Il sera vérifié, à l’occasion de ce bilan de suivi, le respect du repos journalier de 11 heures consécutives. À défaut, il sera expressément rappelé au collaborateur qu’il doit impérativement et immédiatement, en cas d’excès s’agissant de sa charge de travail, en référer à la direction, pour permettre à celle-ci de modifier l’organisation du travail et mettre fin à toute amplitude excessive au regard de ce repos quotidien de 11 heures consécutives.
En tout état de cause, il devra être pris, à l’issue de chaque entretien, les mesures correctrices éventuellement nécessaires pour mettre fin à la surcharge de travail, ou corriger l’organisation ou toute mesure permettant le respect effectif des repos, d’assurer une charge de travail raisonnable, de limiter les amplitudes, et d’articuler vie personnelle et professionnelle.
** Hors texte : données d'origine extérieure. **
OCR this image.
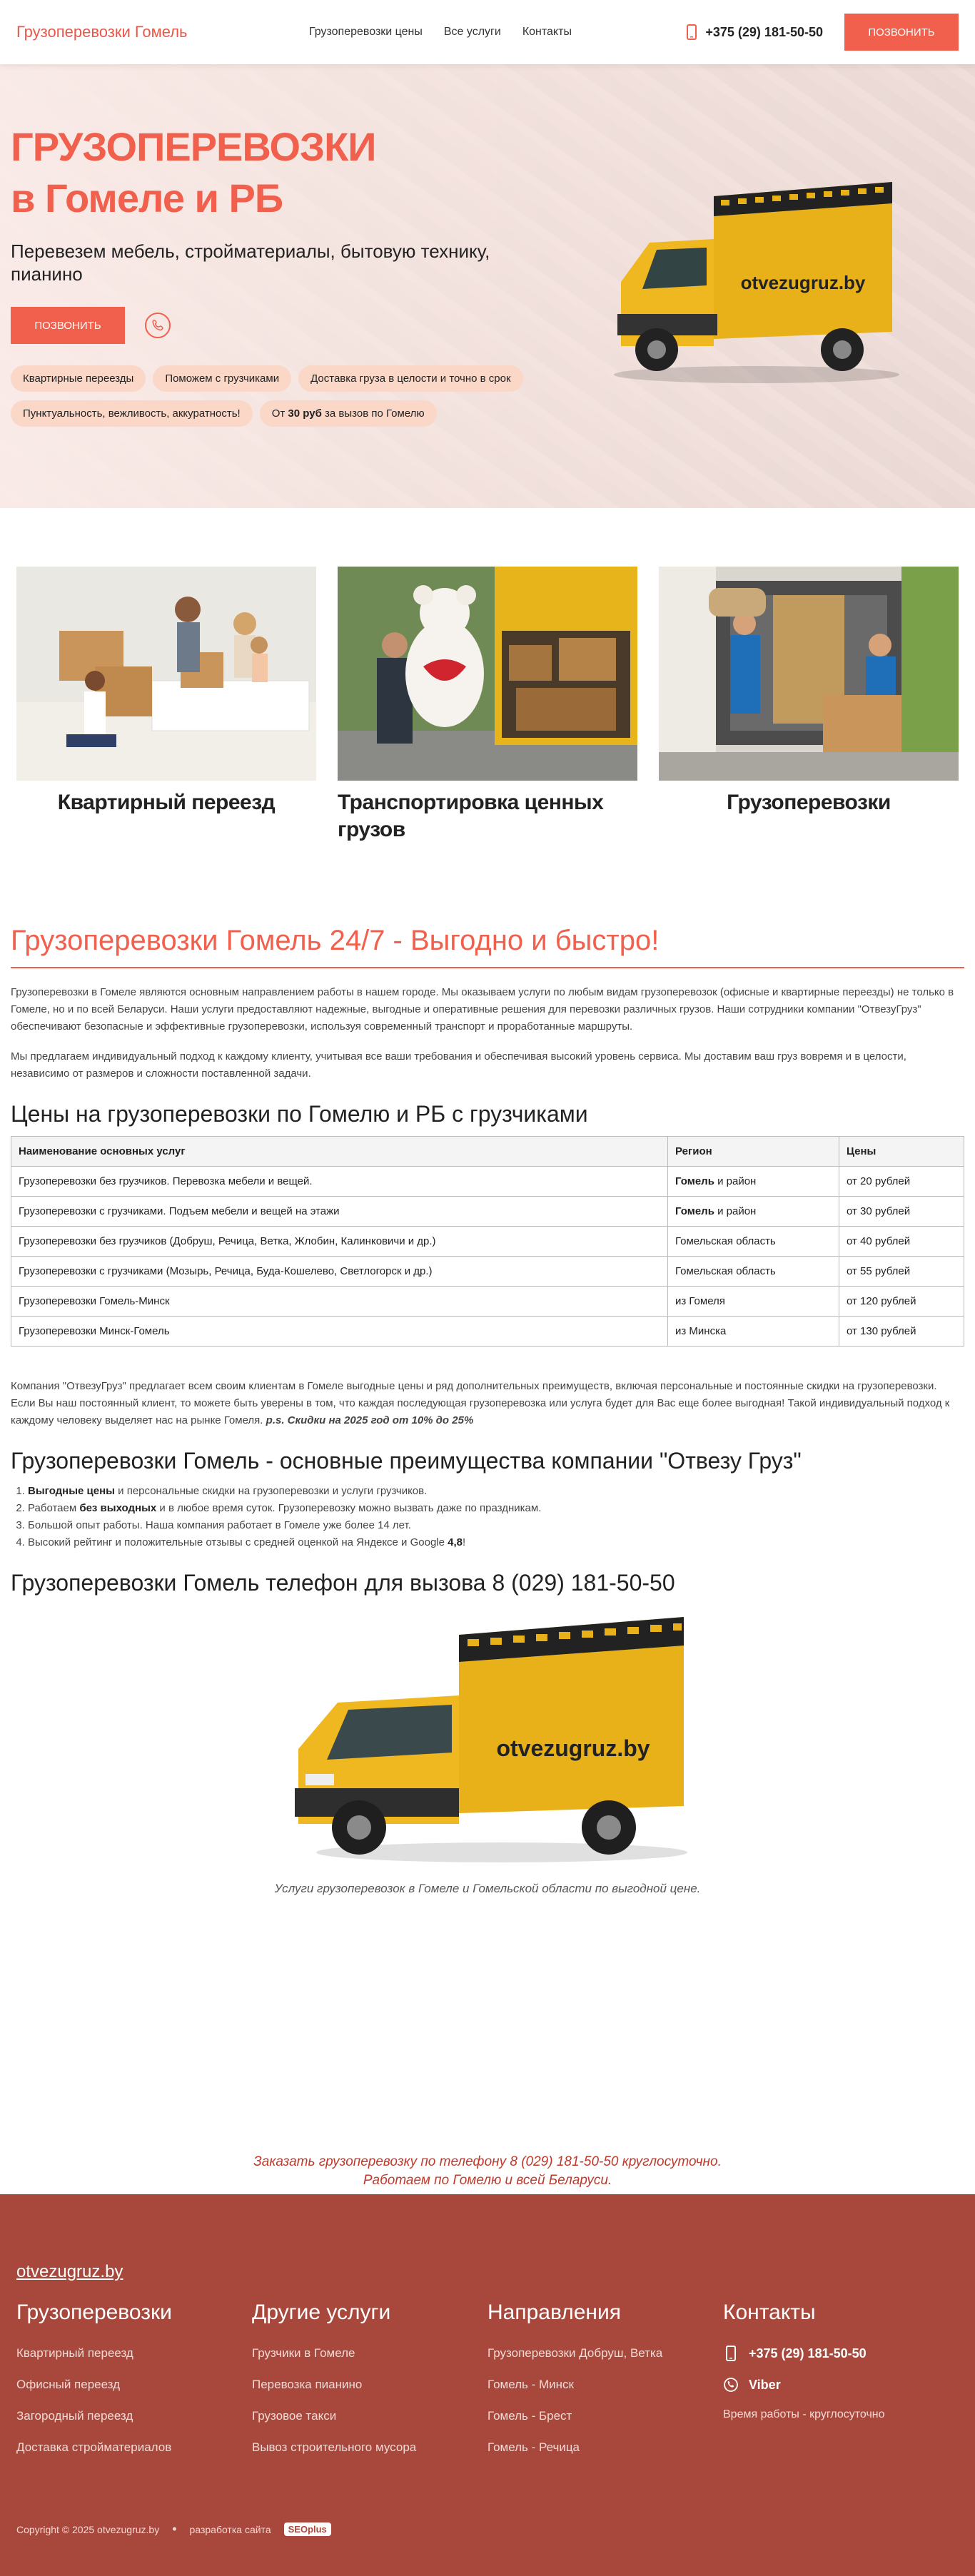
Грузоперевозки Гомель	Грузоперевозки цены Все услуги Контакты	+375 (29) 181-50-50	ПОЗВОНИТЬ
ГРУЗОПЕРЕВОЗКИ
в Гомеле и РБ
Перевезем мебель, стройматериалы, бытовую технику, пианино
ПОЗВОНИТЬ
Квартирные переезды	Поможем с грузчиками	Доставка груза в целости и точно в срок
Пунктуальность, вежливость, аккуратность!	От 30 руб за вызов по Гомелю
otvezugruz.by
Квартирный переезд	Транспортировка ценных грузов
Грузоперевозки
Грузоперевозки Гомель 24/7 - Выгодно и быстро!

Грузоперевозки в Гомеле являются основным направлением работы в нашем городе. Мы оказываем услуги по любым видам грузоперевозок (офисные и квартирные переезды) не только в Гомеле, но и по всей Беларуси. Наши услуги предоставляют надежные, выгодные и оперативные решения для перевозки различных грузов. Наши сотрудники компании "ОтвезуГруз" обеспечивают безопасные и эффективные грузоперевозки, используя современный транспорт и проработанные маршруты.

Мы предлагаем индивидуальный подход к каждому клиенту, учитывая все ваши требования и обеспечивая высокий уровень сервиса. Мы доставим ваш груз вовремя и в целости, независимо от размеров и сложности поставленной задачи.

Цены на грузоперевозки по Гомелю и РБ с грузчиками
Наименование основных услуг	Регион	Цены
Грузоперевозки без грузчиков. Перевозка мебели и вещей.	Гомель и район	от 20 рублей
Грузоперевозки с грузчиками. Подъем мебели и вещей на этажи	Гомель и район	от 30 рублей
Грузоперевозки без грузчиков (Добруш, Речица, Ветка, Жлобин, Калинковичи и др.)	Гомельская область	от 40 рублей
Грузоперевозки с грузчиками (Мозырь, Речица, Буда-Кошелево, Светлогорск и др.)	Гомельская область	от 55 рублей
Грузоперевозки Гомель-Минск	из Гомеля	от 120 рублей
Грузоперевозки Минск-Гомель	из Минска	от 130 рублей

Компания "ОтвезуГруз" предлагает всем своим клиентам в Гомеле выгодные цены и ряд дополнительных преимуществ, включая персональные и постоянные скидки на грузоперевозки. Если Вы наш постоянный клиент, то можете быть уверены в том, что каждая последующая грузоперевозка или услуга будет для Вас еще более выгодная! Такой индивидуальный подход к каждому человеку выделяет нас на рынке Гомеля. p.s. Скидки на 2025 год от 10% до 25%

Грузоперевозки Гомель - основные преимущества компании "Отвезу Груз"
1. Выгодные цены и персональные скидки на грузоперевозки и услуги грузчиков.
2. Работаем без выходных и в любое время суток. Грузоперевозку можно вызвать даже по праздникам.
3. Большой опыт работы. Наша компания работает в Гомеле уже более 14 лет.
4. Высокий рейтинг и положительные отзывы с средней оценкой на Яндексе и Google 4,8!
Грузоперевозки Гомель телефон для вызова 8 (029) 181-50-50
otvezugruz.by
Услуги грузоперевозок в Гомеле и Гомельской области по выгодной цене.
Заказать грузоперевозку по телефону 8 (029) 181-50-50 круглосуточно.
Работаем по Гомелю и всей Беларуси.
otvezugruz.by
Грузоперевозки
Квартирный переезд
Офисный переезд
Загородный переезд
Доставка стройматериалов
Другие услуги
Грузчики в Гомеле
Перевозка пианино
Грузовое такси
Вывоз строительного мусора
Направления
Грузоперевозки Добруш, Ветка
Гомель - Минск
Гомель - Брест
Гомель - Речица
Контакты
+375 (29) 181-50-50
Viber
Время работы - круглосуточно
Copyright © 2025 otvezugruz.by • разработка сайта	SEOplus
Article 25. Dispositif de veille et d’alerte En cas de difficulté inhabituelle portant sur l’organisation et la charge de travail, en cas de difficulté liée à l’éloignement professionnel, ainsi qu’en cas de non-respect du repos quotidien et hebdomadaire, le salarié bénéficiaire d’une convention de forfait annuel en jours peut émettre, par écrit, une alerte auprès de son supérieur hiérarchique direct qui le recevra dans les meilleurs délais et, au plus tard, dans un délai de 30 jours, sans attendre l’entretien annuel. Lors de cet entretien le responsable hiérarchique procèdera avec le salarié à un examen de son organisation du travail, de sa charge de travail, de l’amplitude de ses journées d’activité, avant d’envisager toute solution permettant un traitement des difficultés qui auraient été identifiées. Après cet entretien, il sera établi un compte-rendu écrit décrivant les mesures qui seront, le cas échéant, mises en place pour permettre un traitement effectif de la situation. L’alerte écrite du salarié sera annexée au compte-rendu.
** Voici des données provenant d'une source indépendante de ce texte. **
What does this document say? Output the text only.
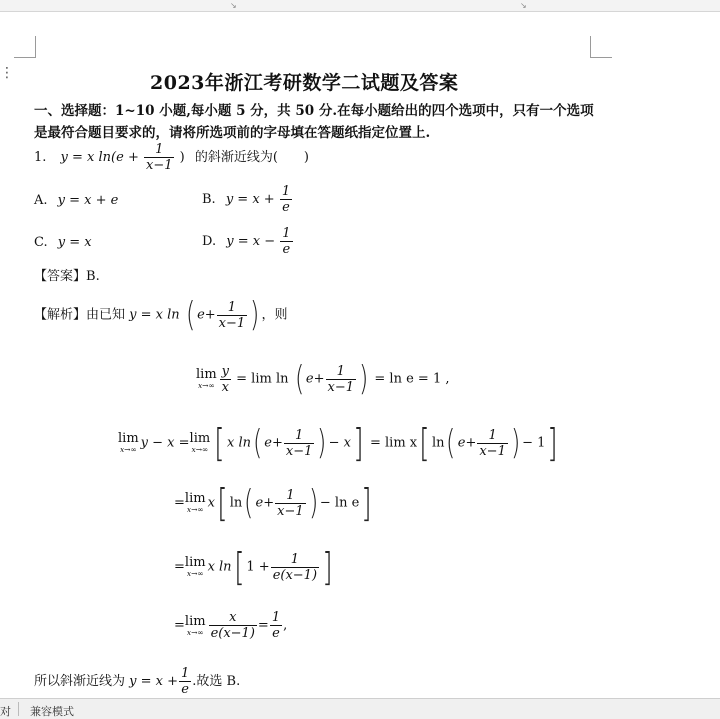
↘	↘
⋮	2023年浙江考研数学二试题及答案
一、选择题：1~10 小题,每小题 5 分，共 50 分.在每小题给出的四个选项中，只有一个选项
是最符合题目要求的，请将所选项前的字母填在答题纸指定位置上.
1. y = x $\ln(e + \frac{1}{x-1}$ ) 的斜渐近线为(　　)
A. y = x + e	B. $y = x + \frac{1}{e}$
C. y = x	D. $y = x - \frac{1}{e}$
【答案】B.
【解析】由已知 y = x ln ( $e+ \frac{1}{x-1}$ ) ，则
lim
$x\to\infty \frac{y}{x} = \lim \ln$ ( $e+ \frac{1}{x-1}$ ) = ln e = 1 ,
lim
x→∞ y − x = lim
x→∞ [ x ln( $e+ \frac{1}{x-1}$ ) − x] = lim x[ ln( $e+ \frac{1}{x-1}$ ) − 1]
= lim
x→∞ x[ ln( $e+ \frac{1}{x-1}$ ) − ln e]
= lim
x→∞ x ln[ $1 + \frac{1}{e(x-1)}$ ]
= lim
$x\to\infty \frac{x}{e(x-1)} = \frac{1}{e}$ ,
所以斜渐近线为 $y = x + \frac{1}{e}$ .故选 B.
对 兼容模式
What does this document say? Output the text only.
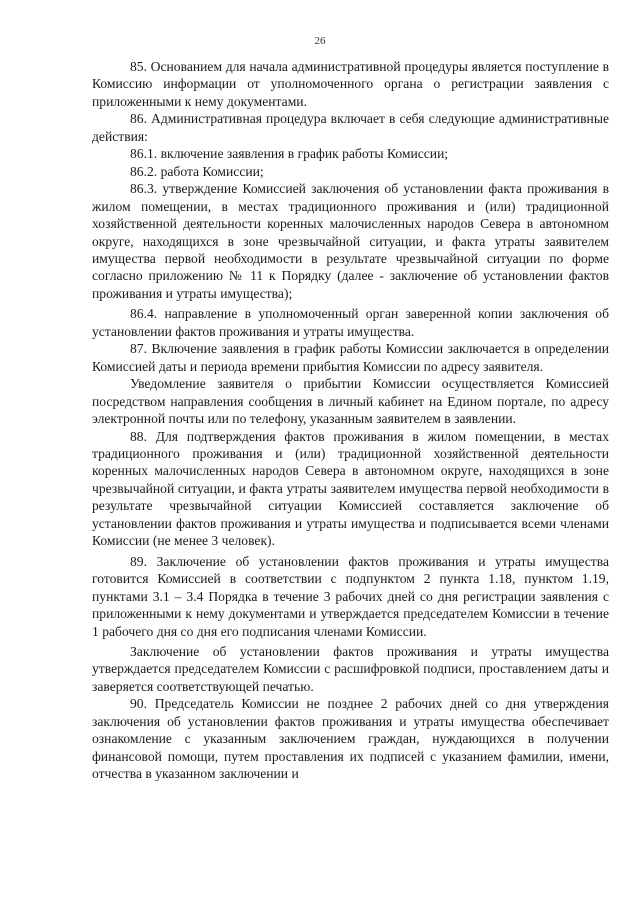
26

85. Основанием для начала административной процедуры является поступление в Комиссию информации от уполномоченного органа о регистрации заявления с приложенными к нему документами.

86. Административная процедура включает в себя следующие административные действия:

86.1. включение заявления в график работы Комиссии;

86.2. работа Комиссии;

86.3. утверждение Комиссией заключения об установлении факта проживания в жилом помещении, в местах традиционного проживания и (или) традиционной хозяйственной деятельности коренных малочисленных народов Севера в автономном округе, находящихся в зоне чрезвычайной ситуации, и факта утраты заявителем имущества первой необходимости в результате чрезвычайной ситуации по форме согласно приложению № 11 к Порядку (далее - заключение об установлении фактов проживания и утраты имущества);

86.4. направление в уполномоченный орган заверенной копии заключения об установлении фактов проживания и утраты имущества.

87. Включение заявления в график работы Комиссии заключается в определении Комиссией даты и периода времени прибытия Комиссии по адресу заявителя.

Уведомление заявителя о прибытии Комиссии осуществляется Комиссией посредством направления сообщения в личный кабинет на Едином портале, по адресу электронной почты или по телефону, указанным заявителем в заявлении.

88. Для подтверждения фактов проживания в жилом помещении, в местах традиционного проживания и (или) традиционной хозяйственной деятельности коренных малочисленных народов Севера в автономном округе, находящихся в зоне чрезвычайной ситуации, и факта утраты заявителем имущества первой необходимости в результате чрезвычайной ситуации Комиссией составляется заключение об установлении фактов проживания и утраты имущества и подписывается всеми членами Комиссии (не менее 3 человек).

89. Заключение об установлении фактов проживания и утраты имущества готовится Комиссией в соответствии с подпунктом 2 пункта 1.18, пунктом 1.19, пунктами 3.1 – 3.4 Порядка в течение 3 рабочих дней со дня регистрации заявления с приложенными к нему документами и утверждается председателем Комиссии в течение 1 рабочего дня со дня его подписания членами Комиссии.

Заключение об установлении фактов проживания и утраты имущества утверждается председателем Комиссии с расшифровкой подписи, проставлением даты и заверяется соответствующей печатью.

90. Председатель Комиссии не позднее 2 рабочих дней со дня утверждения заключения об установлении фактов проживания и утраты имущества обеспечивает ознакомление с указанным заключением граждан, нуждающихся в получении финансовой помощи, путем проставления их подписей с указанием фамилии, имени, отчества в указанном заключении и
En toute hypothèse, les parties à l’accord prévoient également expressément l’obligation, à cet égard, pour chaque collaborateur visé par une convention individuelle de forfait annuel en jours, de signaler, à tout moment, à la direction toute organisation de travail le mettant dans l’impossibilité de respecter le repos journalier de 11 heures consécutives ainsi que le repos hebdomadaire d’une durée minimale de 35 heures ou plus largement les impératifs de santé et de sécurité.
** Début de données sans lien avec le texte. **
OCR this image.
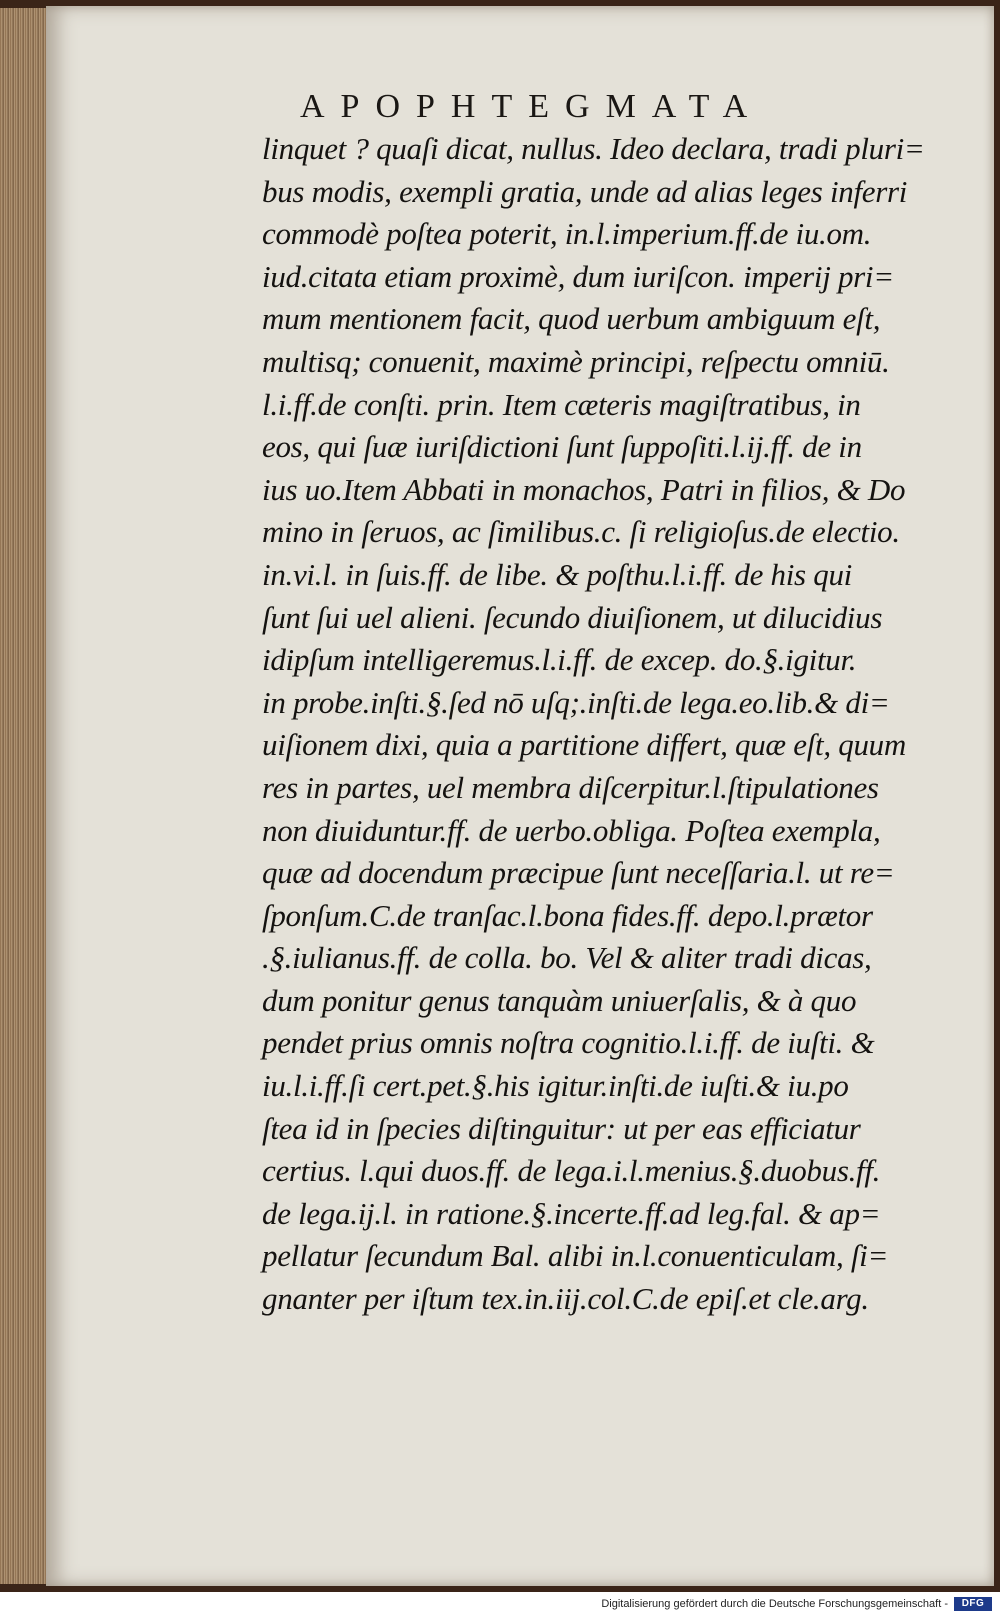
APOPHTEGMATA
linquet ? quaſi dicat, nullus. Ideo declara, tradi pluri=
bus modis, exempli gratia, unde ad alias leges inferri
commodè poſtea poterit, in.l.imperium.ff.de iu.om.
iud.citata etiam proximè, dum iuriſcon. imperij pri=
mum mentionem facit, quod uerbum ambiguum eſt,
multisq; conuenit, maximè principi, reſpectu omniū.
l.i.ff.de conſti. prin. Item cæteris magiſtratibus, in
eos, qui ſuæ iuriſdictioni ſunt ſuppoſiti.l.ij.ff. de in
ius uo.Item Abbati in monachos, Patri in filios, & Do
mino in ſeruos, ac ſimilibus.c. ſi religioſus.de electio.
in.vi.l. in ſuis.ff. de libe. & poſthu.l.i.ff. de his qui
ſunt ſui uel alieni. ſecundo diuiſionem, ut dilucidius
idipſum intelligeremus.l.i.ff. de excep. do.§.igitur.
in probe.inſti.§.ſed nō uſq;.inſti.de lega.eo.lib.& di=
uiſionem dixi, quia a partitione differt, quæ eſt, quum
res in partes, uel membra diſcerpitur.l.ſtipulationes
non diuiduntur.ff. de uerbo.obliga. Poſtea exempla,
quæ ad docendum præcipue ſunt neceſſaria.l. ut re=
ſponſum.C.de tranſac.l.bona fides.ff. depo.l.prætor
.§.iulianus.ff. de colla. bo. Vel & aliter tradi dicas,
dum ponitur genus tanquàm uniuerſalis, & à quo
pendet prius omnis noſtra cognitio.l.i.ff. de iuſti. &
iu.l.i.ff.ſi cert.pet.§.his igitur.inſti.de iuſti.& iu.po
ſtea id in ſpecies diſtinguitur: ut per eas efficiatur
certius. l.qui duos.ff. de lega.i.l.menius.§.duobus.ff.
de lega.ij.l. in ratione.§.incerte.ff.ad leg.fal. & ap=
pellatur ſecundum Bal. alibi in.l.conuenticulam, ſi=
gnanter per iſtum tex.in.iij.col.C.de epiſ.et cle.arg.
Digitalisierung gefördert durch die Deutsche Forschungsgemeinschaft -	DFG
La direction devra alors immédiatement prendre les mesures permettant d’assurer le respect effectif de ces repos et de ces impératifs, et prévenir tout renouvellement d’une situation conduisant à enfreindre lesdits repos quotidiens et hebdomadaires.
Article 26. Rachat exceptionnel de jours de repos Les salariés en forfait annuel en jours auront la faculté, en référence de l’article L.3121-64 du Code du travail de demander à renoncer, exceptionnellement ou ponctuellement au cours de l’année de référence, à une partie de leurs jours de repos, dans la limite de 5 jours, en contrepartie d’une majoration de salaire.
Ce rachat doit en principe demeurer exceptionnel.
Le rachat suppose que les quatre premières semaines de congés payés légaux aient été pris par le salarié concerné. Un tel rachat ne peut en principe intervenir qu’en cours d’exercice et ni par anticipation ni a posteriori.
Il doit être motivé par un projet imposant une charge de travail supplémentaire et l’impossibilité de répartir la charge dans une équipe donnée. Ce rachat fait l’objet d’un accord de gré à gré entre le salarié et la direction.
Les salariés concernés devront formuler leur demande par écrit au moyen d’un formulaire spécifique 1 mois à l’avance. La Direction pourra s’opposer à ce rachat sans avoir à se justifier.
Cette demande devra recevoir l’accord de l’employeur, auquel cas un avenant contractuel à la convention individuelle de forfait sera établi pour l’année en cours.
Cet avenant devra préciser le nombre annuel de jours de travail supplémentaires qu’entraîne cette renonciation, ainsi que la ou les périodes annuelles sur lesquelles elle porte. L’indemnisation de chaque jour de repos racheté sera égale à 10% du salaire journalier brut de base (i.e. hors prime et accessoire de toute nature).
Elle sera versée avec la paie du mois de décembre. Cette indemnisation pourra prendre la forme d’un repos majoré dans les mêmes conditions à la demande du salarié et sous réserve de l’avis favorable de la Direction.
La rémunération journalière brute de base se calcule de la manière suivante : Salaire brut mensuel de base (correspondant au forfait / 21,67).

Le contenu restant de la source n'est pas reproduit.